Die Zweckbestimmung sei durch Eintragung im Grundbuch zum Inhalt des Sondereigentums geworden und habe dingliche Wirkung auch gegenüber Dritten entfaltet (BGH, NJW 1979, 548/549). Die mietvertraglich gestattete Nutzung habe gegenüber dem gestörten Eigentümer keine bindende Wirkung entfaltet. Die Mieterin könne allein gegen den Vermieter schadensausgleichenden Regress nehmen. Aus diesem Grund sei der Unterlassungsanspruch des klagenden Eigentümers nach §§ 1004, 906 BGB begründet (Musik- und Tanzgeräusche).
Das klägerische Recht sei auch nicht gemäß § 242 BGB verwirkt.
Link zur Entscheidung
( LG München I, Urteil vom 03.07.1987, 10 O 118/87; nach Berufungsrücknahme beim OLG München rechtskräftig)

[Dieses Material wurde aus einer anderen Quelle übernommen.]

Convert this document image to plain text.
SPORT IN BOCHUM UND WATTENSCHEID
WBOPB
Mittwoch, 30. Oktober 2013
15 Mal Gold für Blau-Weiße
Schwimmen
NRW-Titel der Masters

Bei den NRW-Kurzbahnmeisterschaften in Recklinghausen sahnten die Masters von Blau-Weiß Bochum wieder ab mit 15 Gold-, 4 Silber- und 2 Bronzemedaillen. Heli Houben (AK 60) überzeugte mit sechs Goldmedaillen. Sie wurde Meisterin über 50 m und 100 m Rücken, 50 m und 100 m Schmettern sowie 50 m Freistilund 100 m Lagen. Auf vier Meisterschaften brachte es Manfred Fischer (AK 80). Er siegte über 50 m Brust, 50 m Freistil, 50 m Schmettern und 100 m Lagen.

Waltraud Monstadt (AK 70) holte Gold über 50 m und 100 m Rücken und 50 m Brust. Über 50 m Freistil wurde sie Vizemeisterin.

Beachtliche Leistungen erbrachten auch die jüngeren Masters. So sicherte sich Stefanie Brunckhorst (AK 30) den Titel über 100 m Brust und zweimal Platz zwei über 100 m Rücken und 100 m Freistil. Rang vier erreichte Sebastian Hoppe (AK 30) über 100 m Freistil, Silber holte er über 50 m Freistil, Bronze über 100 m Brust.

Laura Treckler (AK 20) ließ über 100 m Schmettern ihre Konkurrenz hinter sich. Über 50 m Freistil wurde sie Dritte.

Zu Gruppe 5: Rechte und Pflichten der Miteigentümer
Anmerkung:
Diese Entscheidung verstärkt den Schutz gegen eine zweckwidrige Sondereigentums-Nutzung gestörter Eigentümer, die bisher wohnungseigentumsgerichtliche Entscheidungen oftmals nicht erfolgreich vollstrecken konnten (Beugestrafen), wenn - wie nicht selten - langfristige Mietverträge mit zweckwidriger Nutzung vermieterseits vereinbart wurden. Sie ist wohl die erste zivilgerichtliche Entscheidung, die einen direkten Anspruch eines Eigentümers gegen den Mieter eines anderen Miteigentümers auf gänzliche Nutzungsunterlassung bestätigt. Diverse wohnungseigentumsgerichtliche Entscheidungen befassten sich in der Vergangenheit z. B. auch mit zweckwidriger Nutzung eines Teileigentums, in Teilungserklärung und Aufteilungsplan als "Laden" beschrieben (z.B. bei Vermietung eines solchen Ladens als Restaurant mit Öffnungszeiten bis tief in die Nacht hinein). Erwähnenswert ist in diesem Zusammenhang eine Entscheidung des BayObLG vom 11. 12. 1986 (WE 3/87, 97); diese Entscheidung wurde in der genannten Zeitschrift (WE) mit einer Anmerkung von Prof. Weitnauer versehen; er kam zu gleicher Ansicht wie nunmehr das LG München I (ebenso im Ergebnis, allerdings mit anderer Begründung - § 306 BGB analog - Blank in FWW 1986, S. 175 und 204).
[Diese Rechtsmeinung wurde in Folgeentscheidungen bestätigt und entspricht heute h.R.M.]